Assim, verifica-se que o Projeto de Decreto-Lei, neste aspeto, vai para além do que é consagrado na Diretiva.

Contudo, o problema reside na definição que o Projeto de diploma atribui ao conceito de “trabalhador cessante” – e que, naturalmente, determina a aquisição dos direitos que o mesmo visa proteger -, a saber, “um membro ativo do regime cuja relação de trabalho atual cessa por motivos que não sejam o facto de ter adquirido o direito a uma pensão complementar, independentemente de se deslocar, ou não, para outro Estado-Membro da União Europeia” (sublinhado nosso) – cfr. alínea g) do artigo 3º do projeto de diploma.

Ou seja, o Projeto de Decreto-Lei presume que há uma equiparação entre a figura trabalho subordinado ou por conta de outrem e trabalhado independente ou prestação de serviços.

Como a CIP já deixou vincado em pareceres anteriores, as figuras são distintas, correspondendo-lhes diferentes regimes, pelo que não se devem confundir.

É que subjacente a uma tal via, está o real desiderato, com o resultado a ser conseguido, de potenciar, com machadada letal, a descaracterização do contrato de trabalho, nos termos assumidos e definidos no artigo 1152º do Código Civil e, também, no artigo 11º do Código do Trabalho, miscigenando-o com o contrato de prestação de serviços, tal como definido e assumido nos artigos 1154º e seguintes, igualmente do mesmo Código Civil – miscigenação que se intenta operar pela aproximação, para além do limite que a racionalidade consente, do quadro obrigacional que, por imperativos da natureza própria de cada um, só à força, ou seja, mediante violentação, podem ser tão aproximados.

Em suma, adensa-se a confusão entre situações jurídicas completamente distintas, através de um nivelamento ao nível das implicações do regime que o Projeto de Decreto-Lei visa instituir.

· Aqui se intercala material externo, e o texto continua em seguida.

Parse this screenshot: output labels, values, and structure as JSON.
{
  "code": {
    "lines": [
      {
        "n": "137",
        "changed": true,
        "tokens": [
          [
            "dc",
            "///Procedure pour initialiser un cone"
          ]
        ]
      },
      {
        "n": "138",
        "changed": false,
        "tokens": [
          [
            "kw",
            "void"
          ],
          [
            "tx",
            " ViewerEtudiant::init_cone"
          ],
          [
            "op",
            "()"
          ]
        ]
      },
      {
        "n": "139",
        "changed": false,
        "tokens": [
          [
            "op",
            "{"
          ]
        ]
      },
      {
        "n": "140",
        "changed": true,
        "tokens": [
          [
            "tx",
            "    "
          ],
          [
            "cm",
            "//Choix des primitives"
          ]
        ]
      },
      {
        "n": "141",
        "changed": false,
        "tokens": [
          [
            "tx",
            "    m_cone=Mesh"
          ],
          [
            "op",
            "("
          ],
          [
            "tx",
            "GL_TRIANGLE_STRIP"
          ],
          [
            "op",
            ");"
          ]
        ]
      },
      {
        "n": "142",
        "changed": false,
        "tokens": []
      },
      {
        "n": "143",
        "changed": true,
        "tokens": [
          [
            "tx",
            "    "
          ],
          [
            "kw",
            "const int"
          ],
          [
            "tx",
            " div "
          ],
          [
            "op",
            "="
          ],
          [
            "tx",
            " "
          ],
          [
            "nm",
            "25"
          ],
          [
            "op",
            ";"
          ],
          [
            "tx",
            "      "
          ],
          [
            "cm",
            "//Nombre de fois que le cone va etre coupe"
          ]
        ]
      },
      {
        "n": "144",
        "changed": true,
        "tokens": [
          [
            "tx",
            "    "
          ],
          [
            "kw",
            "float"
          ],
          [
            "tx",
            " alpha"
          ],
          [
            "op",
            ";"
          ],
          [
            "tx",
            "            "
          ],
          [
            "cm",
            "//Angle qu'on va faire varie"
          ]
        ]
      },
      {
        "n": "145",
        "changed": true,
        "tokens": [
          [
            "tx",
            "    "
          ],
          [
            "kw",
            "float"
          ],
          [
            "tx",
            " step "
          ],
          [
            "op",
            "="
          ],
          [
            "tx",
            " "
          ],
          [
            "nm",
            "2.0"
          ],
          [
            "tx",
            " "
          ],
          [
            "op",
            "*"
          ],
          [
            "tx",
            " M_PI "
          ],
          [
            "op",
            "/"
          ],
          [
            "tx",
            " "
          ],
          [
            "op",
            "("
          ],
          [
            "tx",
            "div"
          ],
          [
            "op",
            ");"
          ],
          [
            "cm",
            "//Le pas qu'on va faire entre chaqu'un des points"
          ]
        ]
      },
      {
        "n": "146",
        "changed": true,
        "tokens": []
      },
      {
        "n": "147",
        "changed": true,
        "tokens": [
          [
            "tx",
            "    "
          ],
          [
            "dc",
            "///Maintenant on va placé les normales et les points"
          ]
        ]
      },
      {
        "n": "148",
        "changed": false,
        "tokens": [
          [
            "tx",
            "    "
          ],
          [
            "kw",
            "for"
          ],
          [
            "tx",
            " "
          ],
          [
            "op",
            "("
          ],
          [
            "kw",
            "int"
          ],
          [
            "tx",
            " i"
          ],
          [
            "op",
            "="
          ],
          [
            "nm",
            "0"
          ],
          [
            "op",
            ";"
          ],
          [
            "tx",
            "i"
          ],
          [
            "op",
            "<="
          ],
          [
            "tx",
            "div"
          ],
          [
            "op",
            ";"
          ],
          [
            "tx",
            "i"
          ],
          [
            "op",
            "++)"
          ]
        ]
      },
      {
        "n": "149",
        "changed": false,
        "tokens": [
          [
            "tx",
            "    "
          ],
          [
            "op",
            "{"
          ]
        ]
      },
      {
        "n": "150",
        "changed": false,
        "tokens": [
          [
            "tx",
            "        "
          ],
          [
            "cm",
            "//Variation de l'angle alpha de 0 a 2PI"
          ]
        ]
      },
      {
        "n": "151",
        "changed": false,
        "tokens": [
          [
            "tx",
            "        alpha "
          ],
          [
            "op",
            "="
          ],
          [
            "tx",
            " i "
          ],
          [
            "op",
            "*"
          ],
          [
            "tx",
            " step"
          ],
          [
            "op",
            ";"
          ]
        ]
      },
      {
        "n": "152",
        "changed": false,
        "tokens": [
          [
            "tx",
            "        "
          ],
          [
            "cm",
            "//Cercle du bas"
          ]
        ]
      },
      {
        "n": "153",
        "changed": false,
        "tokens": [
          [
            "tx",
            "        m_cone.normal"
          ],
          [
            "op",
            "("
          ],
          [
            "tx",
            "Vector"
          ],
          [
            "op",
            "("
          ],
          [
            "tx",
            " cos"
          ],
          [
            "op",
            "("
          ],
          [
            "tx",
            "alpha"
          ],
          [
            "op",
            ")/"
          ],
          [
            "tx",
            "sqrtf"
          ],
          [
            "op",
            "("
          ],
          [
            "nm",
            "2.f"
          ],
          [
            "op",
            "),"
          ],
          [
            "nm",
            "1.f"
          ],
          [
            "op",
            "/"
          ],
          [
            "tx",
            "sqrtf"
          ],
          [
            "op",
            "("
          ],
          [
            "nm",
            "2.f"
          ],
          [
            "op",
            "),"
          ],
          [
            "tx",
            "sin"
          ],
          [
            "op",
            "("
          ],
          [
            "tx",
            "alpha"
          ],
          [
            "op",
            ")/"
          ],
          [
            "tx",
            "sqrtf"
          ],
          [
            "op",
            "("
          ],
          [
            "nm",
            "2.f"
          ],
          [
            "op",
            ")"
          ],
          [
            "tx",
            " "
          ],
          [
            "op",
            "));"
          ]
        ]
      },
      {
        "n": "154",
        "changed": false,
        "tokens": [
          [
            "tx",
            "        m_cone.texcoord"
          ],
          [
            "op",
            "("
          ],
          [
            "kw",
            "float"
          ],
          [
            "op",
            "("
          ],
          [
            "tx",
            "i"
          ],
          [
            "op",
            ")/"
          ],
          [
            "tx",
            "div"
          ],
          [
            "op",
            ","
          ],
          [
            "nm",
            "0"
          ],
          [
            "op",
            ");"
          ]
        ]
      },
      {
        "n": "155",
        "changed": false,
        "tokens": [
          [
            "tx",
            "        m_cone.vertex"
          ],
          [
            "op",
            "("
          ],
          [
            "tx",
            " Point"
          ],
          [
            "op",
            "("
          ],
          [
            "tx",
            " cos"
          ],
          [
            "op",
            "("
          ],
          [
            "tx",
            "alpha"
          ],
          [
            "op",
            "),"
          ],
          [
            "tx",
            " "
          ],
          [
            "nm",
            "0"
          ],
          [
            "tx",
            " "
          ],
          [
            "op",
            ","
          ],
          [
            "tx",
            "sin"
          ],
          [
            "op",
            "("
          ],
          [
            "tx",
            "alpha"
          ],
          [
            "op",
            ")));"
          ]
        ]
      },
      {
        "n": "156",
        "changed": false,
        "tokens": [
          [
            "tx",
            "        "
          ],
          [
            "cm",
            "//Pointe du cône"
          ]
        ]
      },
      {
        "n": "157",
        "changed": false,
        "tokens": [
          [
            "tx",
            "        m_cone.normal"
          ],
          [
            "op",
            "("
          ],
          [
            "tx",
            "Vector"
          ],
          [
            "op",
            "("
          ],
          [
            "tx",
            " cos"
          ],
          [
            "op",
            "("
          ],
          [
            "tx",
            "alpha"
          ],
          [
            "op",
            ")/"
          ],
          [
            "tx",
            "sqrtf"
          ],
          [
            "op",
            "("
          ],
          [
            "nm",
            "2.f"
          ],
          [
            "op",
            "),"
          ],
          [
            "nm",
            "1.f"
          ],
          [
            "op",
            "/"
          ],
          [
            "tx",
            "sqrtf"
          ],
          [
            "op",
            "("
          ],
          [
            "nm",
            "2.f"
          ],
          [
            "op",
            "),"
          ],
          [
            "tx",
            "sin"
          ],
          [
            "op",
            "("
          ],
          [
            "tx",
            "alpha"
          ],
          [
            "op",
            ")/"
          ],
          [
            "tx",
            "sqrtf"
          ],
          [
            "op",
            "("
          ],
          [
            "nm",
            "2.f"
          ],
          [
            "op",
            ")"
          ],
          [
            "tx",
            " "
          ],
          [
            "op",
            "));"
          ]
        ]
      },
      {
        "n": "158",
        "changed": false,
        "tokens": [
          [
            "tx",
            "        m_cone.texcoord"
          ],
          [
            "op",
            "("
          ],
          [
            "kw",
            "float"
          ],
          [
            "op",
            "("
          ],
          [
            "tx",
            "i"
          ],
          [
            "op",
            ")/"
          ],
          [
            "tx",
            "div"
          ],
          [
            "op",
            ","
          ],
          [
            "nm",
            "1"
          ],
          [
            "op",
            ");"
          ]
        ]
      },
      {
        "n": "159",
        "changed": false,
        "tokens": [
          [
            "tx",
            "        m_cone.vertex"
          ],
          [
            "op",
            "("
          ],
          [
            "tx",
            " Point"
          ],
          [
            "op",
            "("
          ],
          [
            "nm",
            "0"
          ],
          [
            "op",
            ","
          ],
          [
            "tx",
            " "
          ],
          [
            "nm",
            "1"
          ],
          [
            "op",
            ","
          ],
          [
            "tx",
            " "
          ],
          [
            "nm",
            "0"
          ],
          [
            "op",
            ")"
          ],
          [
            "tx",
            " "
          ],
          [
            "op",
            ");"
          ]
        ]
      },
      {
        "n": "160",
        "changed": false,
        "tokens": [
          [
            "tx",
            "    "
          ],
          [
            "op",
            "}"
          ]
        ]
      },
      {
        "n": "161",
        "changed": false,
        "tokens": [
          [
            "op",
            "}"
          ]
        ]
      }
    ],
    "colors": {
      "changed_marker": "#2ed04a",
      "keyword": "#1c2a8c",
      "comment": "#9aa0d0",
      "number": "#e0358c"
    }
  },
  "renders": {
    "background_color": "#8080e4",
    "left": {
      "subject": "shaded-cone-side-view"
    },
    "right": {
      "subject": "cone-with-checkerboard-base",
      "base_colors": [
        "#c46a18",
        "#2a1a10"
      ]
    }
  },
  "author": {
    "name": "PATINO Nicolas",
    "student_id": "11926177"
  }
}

Sucede, porém, que o legislador está tão embrenhado em obter tal desiderato – a equiparação forçada das figuras supramencionadas – que não equacionou o facto de, através do Projeto de Decreto-Lei em apreço, os trabalhadores independentes nunca poderem vir a reunir as condições de aquisição dos direitos ao abrigo do regime que ora se visa implementar, porquanto nunca poderão subsumir-se ao conceito de “trabalhador cessante”, pois em caso algum irão cessar uma relação de trabalho, tal como determina a transcrita definição de “trabalhador cessante” da já citada e transcrita alínea g) do artigo 3º do Projeto de diploma.

Ou seja, daqui resulta que os trabalhadores independentes nunca irão reunir as condições de aquisição de direitos ao abrigo de regimes complementares de pensão, as quais se encontram previstas no artigo 4º do Projeto de Decreto-Lei, tendo por referência o conceito de trabalhador cessante – cfr. alíneas a), b) e c) do n.º 1 do artigo 4º.

Desta forma, os trabalhadores independentes só poderão vir a ser considerados para efeitos de regime complementar de pensão ao abrigo do futuro diploma, se tal for previsto em sede de regulamentação coletiva de trabalho, de acordo com o n.º 3 do artigo 4º do Projeto de Decreto-Lei.

Assim, só resta concluir que, sob um aparente favorecimento dos trabalhadores independentes, o regime que o Projeto de Decreto-Lei visa instituir comporta sérias incongruências, mesmo prejuízos para estes trabalhadores.